VATICAN CITY (CNS): Adolf Hitler personally ordered one of his senior Nazi officers to arrange the kidnapping of Pope Pius XII toward the end of World War II, according to new information cited by an Italian newspaper.
Instead of carrying out Hitler’s order, the officer met secretly with the pope in May 1944 to warn him of the plot.
A month later, the Nazis were fleeing Rome, and Hitler’s plan could not be carried out.
The reconstruction of the kidnapping scenario was published on January 15 by the Italian Catholic newspaper Avvenire, based on testimony taken by Church experts examining a possible declaration of sainthood for Pope Pius.
Purported plans by the Nazis to abduct or arrest Pope Pius and take him out of Italy first came to light in the Nuremberg trials after World War II, but details have been sketchy.

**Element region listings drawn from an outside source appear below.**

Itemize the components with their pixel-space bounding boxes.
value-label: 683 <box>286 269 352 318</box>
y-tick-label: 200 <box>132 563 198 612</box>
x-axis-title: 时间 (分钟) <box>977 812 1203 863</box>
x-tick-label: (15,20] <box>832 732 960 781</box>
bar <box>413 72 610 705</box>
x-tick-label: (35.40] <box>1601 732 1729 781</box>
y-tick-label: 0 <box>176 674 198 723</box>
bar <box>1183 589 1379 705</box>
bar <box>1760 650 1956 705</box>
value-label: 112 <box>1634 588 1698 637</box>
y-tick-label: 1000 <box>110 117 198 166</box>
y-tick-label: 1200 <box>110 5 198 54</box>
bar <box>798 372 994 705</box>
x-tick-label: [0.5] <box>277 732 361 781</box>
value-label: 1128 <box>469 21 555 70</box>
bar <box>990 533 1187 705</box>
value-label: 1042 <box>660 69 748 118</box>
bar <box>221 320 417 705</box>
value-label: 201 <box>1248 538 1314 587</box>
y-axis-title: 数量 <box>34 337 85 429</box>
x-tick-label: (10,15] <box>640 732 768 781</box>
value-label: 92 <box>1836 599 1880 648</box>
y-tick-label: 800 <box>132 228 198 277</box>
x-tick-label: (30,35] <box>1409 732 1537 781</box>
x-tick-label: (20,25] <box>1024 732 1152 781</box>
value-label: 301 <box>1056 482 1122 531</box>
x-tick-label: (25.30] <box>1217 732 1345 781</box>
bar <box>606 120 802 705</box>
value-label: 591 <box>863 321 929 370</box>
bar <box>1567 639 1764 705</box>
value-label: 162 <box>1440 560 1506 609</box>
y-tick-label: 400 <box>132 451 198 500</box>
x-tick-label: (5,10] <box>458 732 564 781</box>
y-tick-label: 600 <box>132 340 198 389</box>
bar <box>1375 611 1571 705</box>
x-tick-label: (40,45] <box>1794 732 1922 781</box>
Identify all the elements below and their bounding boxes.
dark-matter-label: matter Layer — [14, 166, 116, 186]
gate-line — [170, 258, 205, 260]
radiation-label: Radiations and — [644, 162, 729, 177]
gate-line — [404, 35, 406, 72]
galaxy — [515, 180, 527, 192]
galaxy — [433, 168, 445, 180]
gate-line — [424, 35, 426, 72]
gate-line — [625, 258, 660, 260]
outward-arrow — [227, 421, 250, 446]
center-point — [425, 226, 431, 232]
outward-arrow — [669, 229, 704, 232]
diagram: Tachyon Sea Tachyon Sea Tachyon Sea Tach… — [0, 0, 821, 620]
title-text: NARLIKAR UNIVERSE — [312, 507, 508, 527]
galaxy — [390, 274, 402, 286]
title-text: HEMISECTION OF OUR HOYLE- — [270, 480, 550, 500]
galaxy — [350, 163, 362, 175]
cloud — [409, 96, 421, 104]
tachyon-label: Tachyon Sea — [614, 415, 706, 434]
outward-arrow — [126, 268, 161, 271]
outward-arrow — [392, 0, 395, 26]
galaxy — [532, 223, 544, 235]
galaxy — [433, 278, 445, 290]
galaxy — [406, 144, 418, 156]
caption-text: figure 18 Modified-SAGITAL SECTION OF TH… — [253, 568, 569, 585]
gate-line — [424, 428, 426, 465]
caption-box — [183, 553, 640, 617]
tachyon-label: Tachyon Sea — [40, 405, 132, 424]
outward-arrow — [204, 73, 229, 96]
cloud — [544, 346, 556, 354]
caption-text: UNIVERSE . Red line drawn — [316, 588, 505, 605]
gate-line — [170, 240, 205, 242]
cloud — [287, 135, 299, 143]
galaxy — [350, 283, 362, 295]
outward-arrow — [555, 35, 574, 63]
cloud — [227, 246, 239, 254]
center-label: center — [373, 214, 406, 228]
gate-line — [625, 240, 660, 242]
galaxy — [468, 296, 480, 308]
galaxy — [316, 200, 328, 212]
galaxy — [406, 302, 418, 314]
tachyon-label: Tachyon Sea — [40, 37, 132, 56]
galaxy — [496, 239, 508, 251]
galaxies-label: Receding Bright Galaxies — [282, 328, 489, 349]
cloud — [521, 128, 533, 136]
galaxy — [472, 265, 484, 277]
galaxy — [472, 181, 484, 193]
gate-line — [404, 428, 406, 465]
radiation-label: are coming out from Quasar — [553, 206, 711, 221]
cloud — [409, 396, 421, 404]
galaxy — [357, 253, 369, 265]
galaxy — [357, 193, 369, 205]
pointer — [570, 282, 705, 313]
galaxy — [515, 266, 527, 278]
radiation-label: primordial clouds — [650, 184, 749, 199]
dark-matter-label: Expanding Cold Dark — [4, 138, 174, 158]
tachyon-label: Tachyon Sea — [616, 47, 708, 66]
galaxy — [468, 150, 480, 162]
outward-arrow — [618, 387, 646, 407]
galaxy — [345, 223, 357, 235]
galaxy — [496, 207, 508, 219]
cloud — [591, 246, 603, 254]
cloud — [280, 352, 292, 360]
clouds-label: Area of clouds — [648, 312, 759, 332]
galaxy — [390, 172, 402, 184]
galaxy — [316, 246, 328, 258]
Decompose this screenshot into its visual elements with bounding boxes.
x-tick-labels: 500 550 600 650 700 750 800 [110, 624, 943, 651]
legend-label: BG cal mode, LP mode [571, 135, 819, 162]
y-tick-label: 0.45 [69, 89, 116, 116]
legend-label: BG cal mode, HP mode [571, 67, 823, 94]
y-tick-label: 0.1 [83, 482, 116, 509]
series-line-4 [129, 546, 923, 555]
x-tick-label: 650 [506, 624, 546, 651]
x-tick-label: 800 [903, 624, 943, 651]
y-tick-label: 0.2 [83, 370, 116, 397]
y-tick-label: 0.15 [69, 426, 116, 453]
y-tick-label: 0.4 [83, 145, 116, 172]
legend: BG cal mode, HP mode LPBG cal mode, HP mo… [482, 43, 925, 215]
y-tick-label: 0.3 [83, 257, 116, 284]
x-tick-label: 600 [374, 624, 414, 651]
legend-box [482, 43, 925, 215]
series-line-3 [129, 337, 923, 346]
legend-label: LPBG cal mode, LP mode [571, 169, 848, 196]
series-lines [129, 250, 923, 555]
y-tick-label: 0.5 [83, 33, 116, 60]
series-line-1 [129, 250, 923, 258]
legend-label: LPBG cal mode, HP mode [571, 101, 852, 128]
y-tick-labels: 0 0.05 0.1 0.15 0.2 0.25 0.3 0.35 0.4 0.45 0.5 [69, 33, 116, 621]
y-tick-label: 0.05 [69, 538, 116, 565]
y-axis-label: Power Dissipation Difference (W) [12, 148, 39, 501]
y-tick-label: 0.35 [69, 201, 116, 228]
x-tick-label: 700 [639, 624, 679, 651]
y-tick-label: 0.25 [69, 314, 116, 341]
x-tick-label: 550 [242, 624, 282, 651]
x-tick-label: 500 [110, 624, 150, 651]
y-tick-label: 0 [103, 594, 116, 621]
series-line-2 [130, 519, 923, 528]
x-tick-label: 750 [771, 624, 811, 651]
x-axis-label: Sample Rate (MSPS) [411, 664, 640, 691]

According to Avvenire, Church experts in Germany looking into the canonisation cause of the wartime pope received sworn testimony on March 24, 1972 from General Karl Friedrich Otto Wolff, head of the Waffen SS, or Nazi elite guard, in Italy.
“I received a personal order from Hitler to kidnap Pope Pius XII,” General Wolff told the Church investigators.
Upon returning to Rome, General Wolff arranged to meet with the pope. After entering the Vatican clandestinely in civilian clothes, General Wolff told the pontiff of Hitler’s order and said he would never carry it out, but he warned the pope to be on guard.
Jesuit Father Peter Gumpel, who is working on the sainthood cause of Pope Pius, told Catholic News Service that General Wolff’s account coincides with other evidence that has emerged about Hitler’s mistrust of the pope and his hatred of the Church.